Der Südwesten marschiert voran: Der Landesverband Baden-Württemberg veranstaltet vom 24.
November bis zum 3. Dezember den ersten virtuellen Parteitag der Bündnisgrünen, womöglich
den ersten dieser Art überhaupt. politik-digital sprach mit dem verantwortlichen
Projektleiter Marc Mausch über die Hintergründe.

 


politik-digital: Ist der virtuelle Parteitag der Grünen eine deutsche Premiere?

Marc Mausch: Meines Wissen nach ist das der erste virtuelle Parteitag weltweit.
Die Frage ist natürlich immer, was ist eine Premiere, für den virtuellen Parteitag gibt
es ja keine festgelegte Definition. Es gab kürzlich eine Meldung, in der jemand anderes
behauptete, den ersten virtuellen Parteitag durchzuführen, nämlich die CDU, die aber im
wesentlichen nichts anderes gemacht hat, als ein Diskussionsforum zu veranstalten, welches
nicht einmal öffentlich war. Nach dieser Definition veranstalten die Grünen schon seit vier
Jahren virtuelle Parteitage. Diesmal haben wir gewählte Delegierte, wir haben eine
Öffentlichkeit, wir haben eine Beschlussfassung, die rein elektronisch funktioniert –
ich glaube das kann man schon einen virtuellen Parteitag nennen.

politik-digital: Gab es Vorbilder bei der Konzeption?

Marc Mausch: Da muss man klar zwischen der elektronischen Komponente und den
demokratischen Inhalten einer solchen Veranstaltung unterscheiden: Die eigentliche Wahl,
die wir hier durchführen, ist ja nur eine Elektrifizierung der klassischen Demokratie.
Vorbilder sind in diesem Bereich die Versuche in Köln mit Wahlcomputern, Ideen kamen
auch vom Internetbanking her.
Bezüglich der inhaltlichen Ebene, also den Diskussionsforen und der Meinungsbildung kann
man den Bereich des Telelearnings als Vorbild zitieren.
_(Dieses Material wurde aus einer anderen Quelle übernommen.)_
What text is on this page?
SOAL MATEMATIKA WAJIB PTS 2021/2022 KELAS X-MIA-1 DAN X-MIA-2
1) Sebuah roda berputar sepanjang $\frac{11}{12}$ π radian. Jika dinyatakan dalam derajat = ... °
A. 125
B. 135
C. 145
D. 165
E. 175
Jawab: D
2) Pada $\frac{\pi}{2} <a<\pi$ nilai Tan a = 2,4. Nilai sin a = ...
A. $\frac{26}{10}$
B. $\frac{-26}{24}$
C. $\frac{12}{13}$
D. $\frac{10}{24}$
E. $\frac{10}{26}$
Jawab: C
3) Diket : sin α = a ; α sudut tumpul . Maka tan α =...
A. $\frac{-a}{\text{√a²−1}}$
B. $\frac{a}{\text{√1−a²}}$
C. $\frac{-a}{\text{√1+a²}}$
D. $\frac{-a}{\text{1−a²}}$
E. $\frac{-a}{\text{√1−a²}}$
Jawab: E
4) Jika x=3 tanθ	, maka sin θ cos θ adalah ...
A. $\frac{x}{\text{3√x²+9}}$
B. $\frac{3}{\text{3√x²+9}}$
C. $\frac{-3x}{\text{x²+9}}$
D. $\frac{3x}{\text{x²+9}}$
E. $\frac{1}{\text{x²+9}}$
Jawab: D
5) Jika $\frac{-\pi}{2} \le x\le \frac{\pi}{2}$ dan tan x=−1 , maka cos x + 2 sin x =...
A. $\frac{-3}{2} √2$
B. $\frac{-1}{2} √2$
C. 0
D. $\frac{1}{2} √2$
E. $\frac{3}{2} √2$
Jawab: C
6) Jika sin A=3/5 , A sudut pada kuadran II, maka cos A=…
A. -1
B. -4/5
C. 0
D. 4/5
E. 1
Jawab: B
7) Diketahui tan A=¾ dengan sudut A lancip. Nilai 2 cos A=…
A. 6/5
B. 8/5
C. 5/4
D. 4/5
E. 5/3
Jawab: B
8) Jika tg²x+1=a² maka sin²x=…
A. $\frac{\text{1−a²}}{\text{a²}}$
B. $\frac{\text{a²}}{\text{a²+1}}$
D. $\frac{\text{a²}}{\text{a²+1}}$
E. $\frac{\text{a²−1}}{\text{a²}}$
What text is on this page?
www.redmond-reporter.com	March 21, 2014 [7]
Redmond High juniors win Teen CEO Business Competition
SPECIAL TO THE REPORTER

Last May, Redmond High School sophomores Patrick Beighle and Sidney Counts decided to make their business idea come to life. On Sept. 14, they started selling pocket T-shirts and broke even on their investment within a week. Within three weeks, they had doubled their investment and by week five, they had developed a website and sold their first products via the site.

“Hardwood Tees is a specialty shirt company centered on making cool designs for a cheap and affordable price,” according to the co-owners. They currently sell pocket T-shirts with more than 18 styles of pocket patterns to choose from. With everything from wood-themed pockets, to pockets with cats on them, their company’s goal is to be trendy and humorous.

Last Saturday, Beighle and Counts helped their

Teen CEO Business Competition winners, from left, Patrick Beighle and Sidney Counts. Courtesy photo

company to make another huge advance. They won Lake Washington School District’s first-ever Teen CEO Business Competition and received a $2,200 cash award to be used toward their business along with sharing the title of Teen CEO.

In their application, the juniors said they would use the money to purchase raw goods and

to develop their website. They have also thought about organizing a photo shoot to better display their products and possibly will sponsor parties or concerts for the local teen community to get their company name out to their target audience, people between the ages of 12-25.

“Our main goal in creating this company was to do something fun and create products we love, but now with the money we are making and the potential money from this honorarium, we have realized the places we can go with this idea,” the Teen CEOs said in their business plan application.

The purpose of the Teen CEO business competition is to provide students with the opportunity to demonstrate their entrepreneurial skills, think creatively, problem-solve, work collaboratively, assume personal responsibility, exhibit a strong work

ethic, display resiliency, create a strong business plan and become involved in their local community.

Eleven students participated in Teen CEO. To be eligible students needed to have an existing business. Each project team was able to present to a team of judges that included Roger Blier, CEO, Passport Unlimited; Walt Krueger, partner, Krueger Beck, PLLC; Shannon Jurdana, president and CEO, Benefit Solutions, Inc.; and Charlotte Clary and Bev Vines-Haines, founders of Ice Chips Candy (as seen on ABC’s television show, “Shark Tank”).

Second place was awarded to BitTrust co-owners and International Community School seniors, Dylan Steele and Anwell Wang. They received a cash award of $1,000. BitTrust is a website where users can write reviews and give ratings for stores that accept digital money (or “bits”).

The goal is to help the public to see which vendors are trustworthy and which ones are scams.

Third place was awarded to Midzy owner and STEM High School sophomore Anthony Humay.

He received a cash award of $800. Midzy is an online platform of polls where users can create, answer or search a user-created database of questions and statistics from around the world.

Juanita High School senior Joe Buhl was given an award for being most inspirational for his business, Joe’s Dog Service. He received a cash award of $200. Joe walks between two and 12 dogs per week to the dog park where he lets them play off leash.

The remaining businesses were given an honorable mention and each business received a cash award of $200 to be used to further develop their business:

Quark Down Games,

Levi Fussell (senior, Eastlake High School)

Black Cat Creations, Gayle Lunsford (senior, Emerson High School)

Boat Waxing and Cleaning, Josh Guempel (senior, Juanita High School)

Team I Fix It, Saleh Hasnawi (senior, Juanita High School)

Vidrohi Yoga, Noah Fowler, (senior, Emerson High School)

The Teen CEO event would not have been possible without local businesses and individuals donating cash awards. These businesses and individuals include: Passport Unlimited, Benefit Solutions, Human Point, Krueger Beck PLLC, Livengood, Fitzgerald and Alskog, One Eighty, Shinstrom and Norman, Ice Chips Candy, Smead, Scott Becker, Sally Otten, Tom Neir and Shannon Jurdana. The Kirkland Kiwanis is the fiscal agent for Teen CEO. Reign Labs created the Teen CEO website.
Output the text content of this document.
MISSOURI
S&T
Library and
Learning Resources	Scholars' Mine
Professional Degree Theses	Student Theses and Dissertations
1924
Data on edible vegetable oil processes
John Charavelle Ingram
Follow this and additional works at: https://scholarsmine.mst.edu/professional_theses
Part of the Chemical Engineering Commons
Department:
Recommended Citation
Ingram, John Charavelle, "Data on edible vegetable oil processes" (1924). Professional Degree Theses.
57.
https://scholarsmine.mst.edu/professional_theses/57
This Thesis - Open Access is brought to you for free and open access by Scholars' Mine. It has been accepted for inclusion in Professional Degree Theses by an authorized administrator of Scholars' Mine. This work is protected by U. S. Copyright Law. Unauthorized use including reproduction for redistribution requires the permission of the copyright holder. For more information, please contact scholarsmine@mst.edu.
Die eigentliche Herausforderung
war, den virtuellen Universitätsbereich und die technischen Vorbilder auf die Demokratie
anzuwenden und hierfür gab es kein Vorbild

politik-digital: Die Grünen haben das Thema IT
in letzter Zeit verstärkt behandelt: wie sah die innerparteiliche Bereitschaft aus,
einen virtuellen Parteitag durchzuführen?

Marc Mausch: Die Grundstimmung war von Anfang an sehr positiv. Dann wurde das
Thema mit dem grünen-eignen Skeptizismus behandelt und auf die Sicherheit und auf die
tatsächlichen Partizipationselemente geprüft. Der Wille war aber in jedem Fall vorhanden.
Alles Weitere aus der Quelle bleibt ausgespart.